Mishnah Sanhedrin 8:7
1 א
משנה מסכת סנהדרין פרק ח:ז
2ב
ואלו הן שמצילין אותן בנפשן הרודף אחר חבירו להרגו אחר הזכור ואחר הנערה המאורסה אבל הרודף אחר בהמה והמחלל את השבת והעובד ע"ז אין מצילין אותן בנפשן
The following must be saved [some say: from sinning] even at the cost of their lives: he who pursues after his neighbor to slay him or after a male or a betrothed maiden [for forced sexual intercourse] but he who pursues after an animal [for copulation], or would desecrate the Sabbath, or commit idolotry, must not be saved [from sinning] at the cost of his life. [Translation by Rabbi Steve Greenberg]
3 ג

Suggested Discussion Questions:

1. What is the difference between the first group of cases where we do kill the pursuer if necessary and the second where we do not?

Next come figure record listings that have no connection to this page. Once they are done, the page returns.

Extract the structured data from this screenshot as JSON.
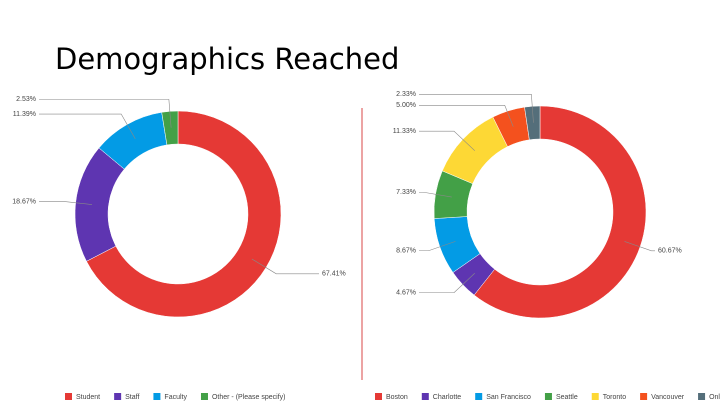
{
  "title": "Demographics Reached",
  "chart_data": [
    {
      "type": "pie",
      "donut": true,
      "categories": [
        "Student",
        "Staff",
        "Faculty",
        "Other - (Please specify)"
      ],
      "values": [
        67.41,
        18.67,
        11.39,
        2.53
      ],
      "value_labels": [
        "67.41%",
        "18.67%",
        "11.39%",
        "2.53%"
      ],
      "colors": [
        "#e53935",
        "#5e35b1",
        "#039be5",
        "#43a047"
      ]
    },
    {
      "type": "pie",
      "donut": true,
      "categories": [
        "Boston",
        "Charlotte",
        "San Francisco",
        "Seattle",
        "Toronto",
        "Vancouver",
        "Online"
      ],
      "values": [
        60.67,
        4.67,
        8.67,
        7.33,
        11.33,
        5.0,
        2.33
      ],
      "value_labels": [
        "60.67%",
        "4.67%",
        "8.67%",
        "7.33%",
        "11.33%",
        "5.00%",
        "2.33%"
      ],
      "colors": [
        "#e53935",
        "#5e35b1",
        "#039be5",
        "#43a047",
        "#fdd835",
        "#f4511e",
        "#546e7a"
      ]
    }
  ]
}
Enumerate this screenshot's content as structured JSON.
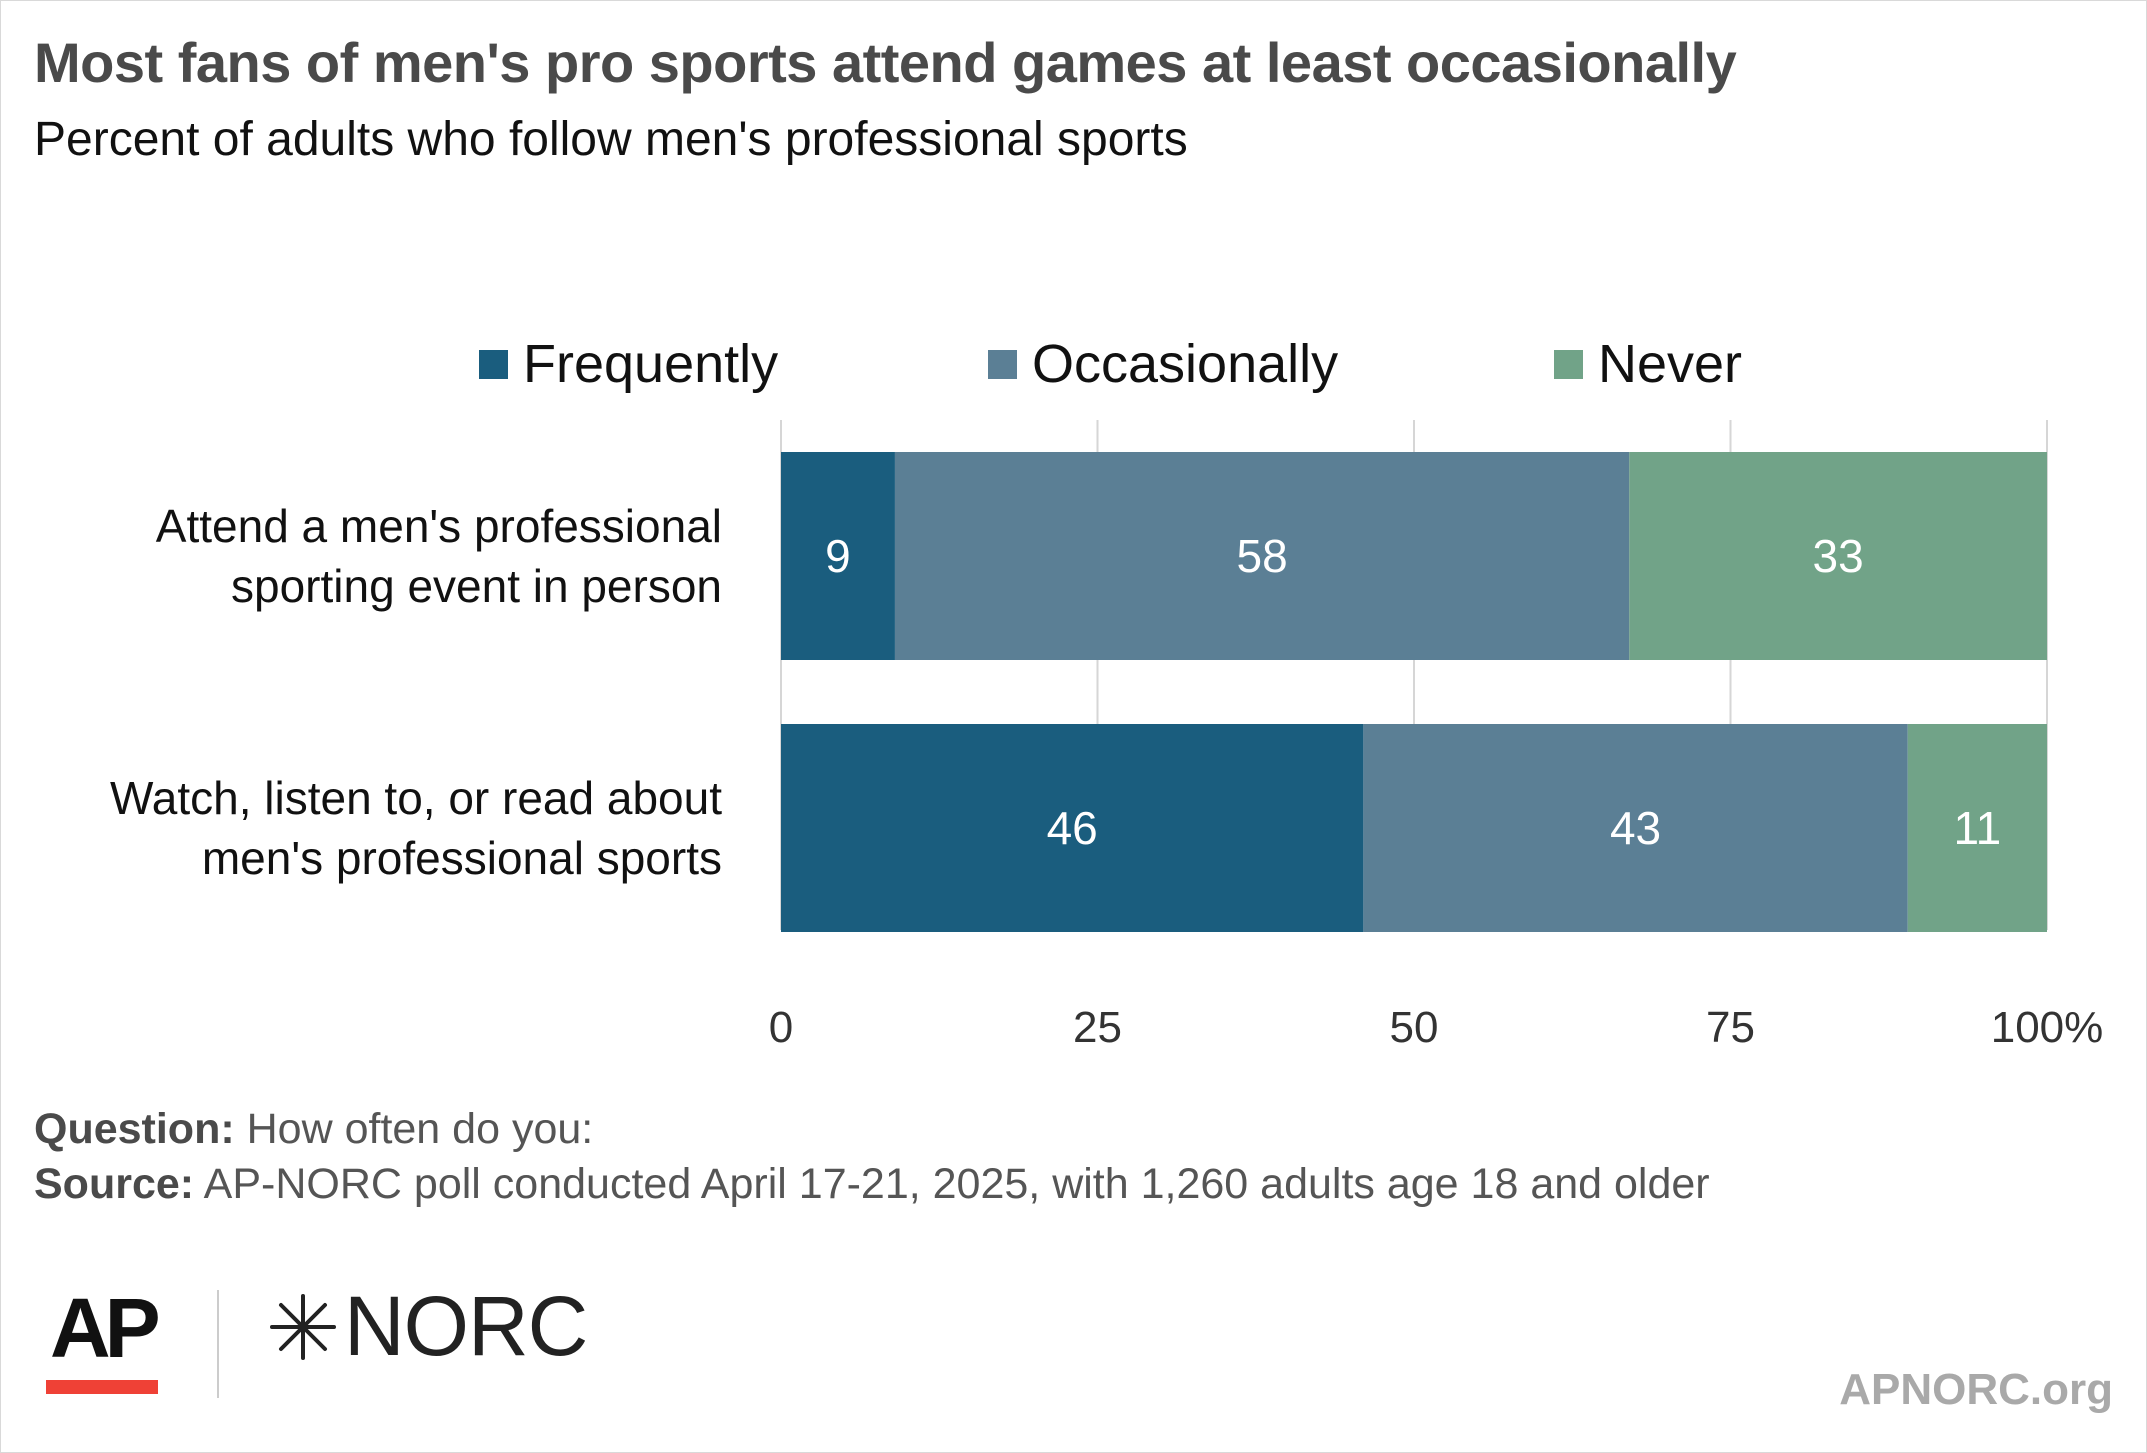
{
  "title": "Most fans of men's pro sports attend games at least occasionally",
  "subtitle": "Percent of adults who follow men's professional sports",
  "chart_data": {
    "type": "bar",
    "orientation": "horizontal",
    "stacked": true,
    "categories": [
      [
        "Attend a men's professional",
        "sporting event in person"
      ],
      [
        "Watch, listen to, or read about",
        "men's professional sports"
      ]
    ],
    "series": [
      {
        "name": "Frequently",
        "color": "#1a5d7e",
        "values": [
          9,
          46
        ]
      },
      {
        "name": "Occasionally",
        "color": "#5b7f95",
        "values": [
          58,
          43
        ]
      },
      {
        "name": "Never",
        "color": "#71a388",
        "values": [
          33,
          11
        ]
      }
    ],
    "xlim": [
      0,
      100
    ],
    "ticks": [
      0,
      25,
      50,
      75,
      100
    ],
    "tick_labels": [
      "0",
      "25",
      "50",
      "75",
      "100%"
    ],
    "grid": true,
    "legend_position": "top"
  },
  "footer": {
    "question_label": "Question:",
    "question_text": " How often do you:",
    "source_label": "Source:",
    "source_text": " AP-NORC poll conducted April 17-21, 2025, with 1,260 adults age 18 and older"
  },
  "logos": {
    "ap": "AP",
    "norc": "NORC",
    "site": "APNORC.org"
  }
}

2. The mishnah can be read as does Rashi that we save a person from sinning by preventing him from accomplishing murder or rape, even at the cost of his life. However, the Gemara suggests that we kill the pursuer in order to protect his intended victim. The Rambam translates the first line thus: These are [the victims] whom we save at the cost of their pursuer's lives. Which of these two

readings do you find most convincing?

3. Harm is a central concern when it comes to the rape of a married woman and a man. However, harm is framed in a social context. The law would not permit killing a man who is pursuing after an unmarried woman who is not prohibited to him biblically. The rape of a single woman while horrible enough, is not a serious enough social concern to take the life of the pursuer. Consequently, it is the social harm to the victim accomplished by male rape and not the personal psychological or physical harm that the framers of this rule had in mind. That is why a male pursuing a boy under the age of nine cannot be killed. While murder is obvious harm, the harm of rape is thought to be embedded in social context. How might this impact our thinking regarding the overall prohibition of male sexual relations?